Objective: I would like to show (I'm not sure it's true) that it is not possible to have, simultaneously: \begin{align} \mathbb{E}(D(X_1)) &= \mathbb{E}(D(X_2)), \\ \mathbb{E}(Y_1 D) &= \mathbb{E}(Y_2 D), \\ \mathbb{E}(Z_1 (1-D)) &= \mathbb{E}(Z_2 (1-D)). \end{align}
So far, I have been unable to prove it because, with a general $D$, I don't have a strictly increasing function anymore and I lose the properties of the FOSD in a sense.
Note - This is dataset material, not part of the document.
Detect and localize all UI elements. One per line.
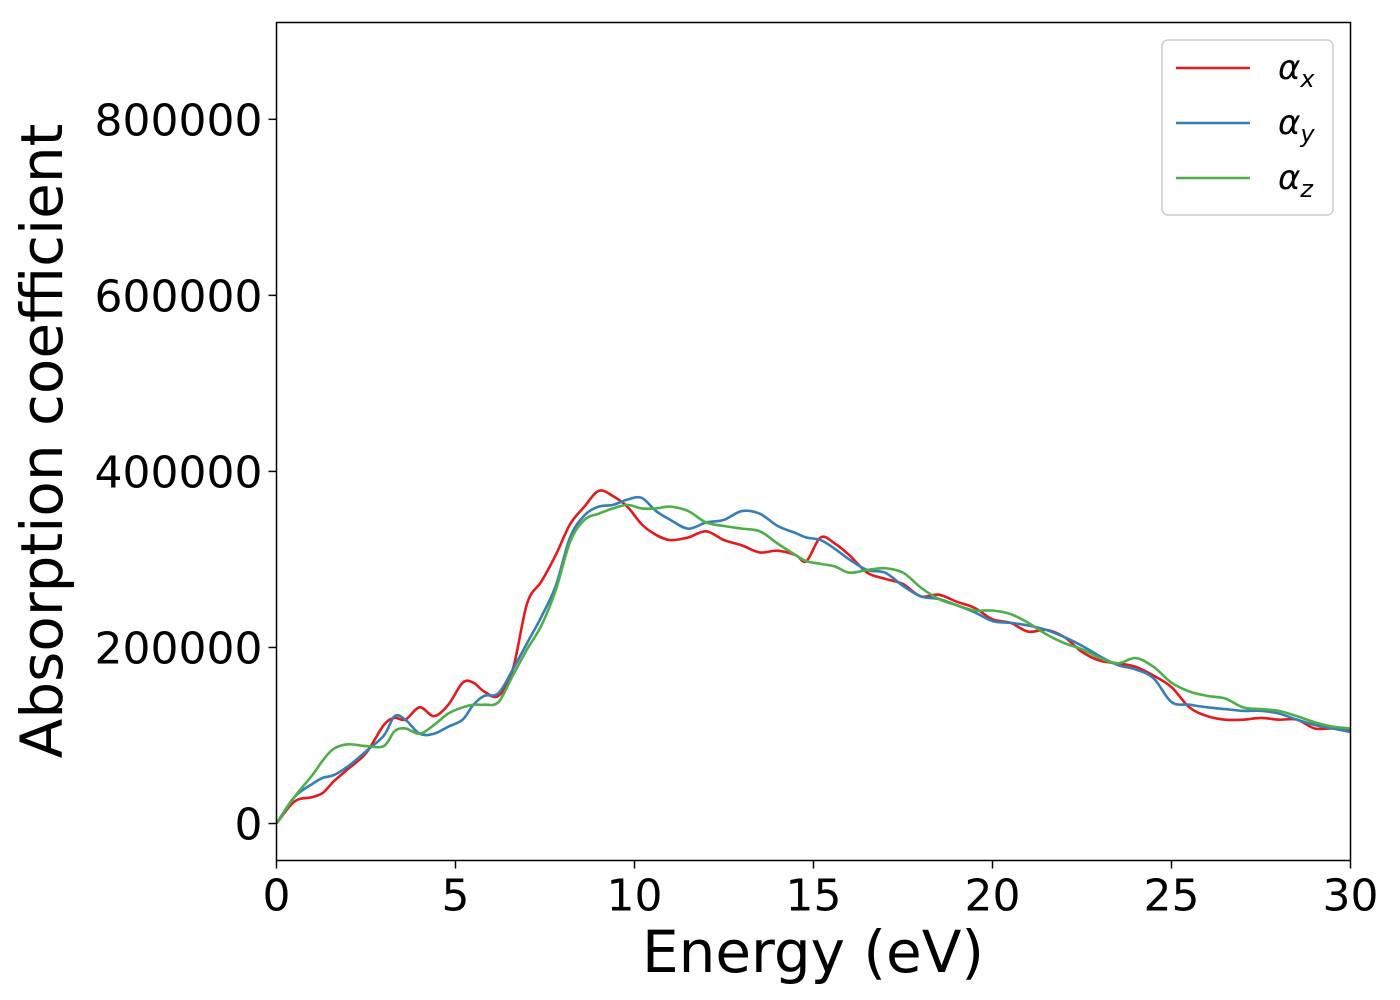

However, simply satisfying jointly: $\mathbb{E}(D(X_1)) = \mathbb{E}(D(X_2))$ and $\mathbb{E}(Y_1 D) = \mathbb{E}(Y_2 D)$ is quite difficult. The only example I found satisfying this requires $\mathbf{f_{X_1|D=1}(x) = f_{X_2|D=1}(x)}$ for all $x$.
If this is truly the only possibility, my proof becomes trivial. Indeed, in this case,
$\mathbb{E}(Z_1 D) = \mathbb{E}(Z_2 D)$ as well. Moreover, $\mathbb{E}(Z_j) = \mathbb{E}(Z_j D) + \mathbb{E}(Z_j (1-D))$, so, it is not possible that $\mathbb{E}(Z_1 D) = \mathbb{E}(Z_2 D)$ and $\mathbb{E}(Z_1(1-D)) = \mathbb{E}(Z_2(1-D))$, because, by FOSD, we need that $\mathbb{E}(Z_1) < \mathbb{E}(Z_2)$.
However, I have been unable to prove that simply satisfying $\mathbb{E}(D(X_1)) = \mathbb{E}(D(X_2))$ and $\mathbb{E}(Y_1 D) = \mathbb{E}(Y_2 D)$ requires $\mathbf{f_{X_1|D=1}(x) = f_{X_2|D=1}(x)}$ for all $x$. Maybe it is not true. But then, do you have a counterexample where it holds without the conditional densities equality at every $x$? Or a general example for which the 3 conditions can hold together? I am stuck: unable to prove it's not true but unable to build any counterexample yet... My intuition was that, if the weights ($Pr(D=1)$) are going to give a zero, then the other variable weighted by $1-$these weights cannot be simultaneously zero, because BOTH transformations are strictly increasing. But it's much more complicated than I thought.
EDIT: I guess a subquestion would be to know, in the problem above, is it possible that:
\begin{align}
\mathbb{E}(D(X_2)) - \mathbb{E}(D(X_1)) &= \int^1_0 \textrm{Pr}(D=1 | X=x) ( f_{X_2}(x) - f_{X_1}(x) ) dx \\
\mathbb{E}(Y_2 D) - \mathbb{E}(Y_1 D) &= \int_{Y} y \ \textrm{Pr}(D=1 | Y=y) ( f_{Y_2}(y) - f_{Y_1}(y) ) dy \\
&= \int^1_0 \phi(x) \frac{d\phi^{-1}(y(x))}{dx} \textrm{Pr}(D=1 | X=x) ( f_{X_2}(x) - f_{X_1}(x) ) dx,
\end{align}
without imposing $\textrm{Pr}(D=1 | X=x) ( f_{X_2}(x) - f_{X_1}(x)) = 0$ for all $x$?
Answer: this is indeed possible.
However, in the example I have, then it becomes impossible that $\mathbb{E}(Z_2 (1-D)) - \mathbb{E}(Z_1 (1-D)) = 0$ too.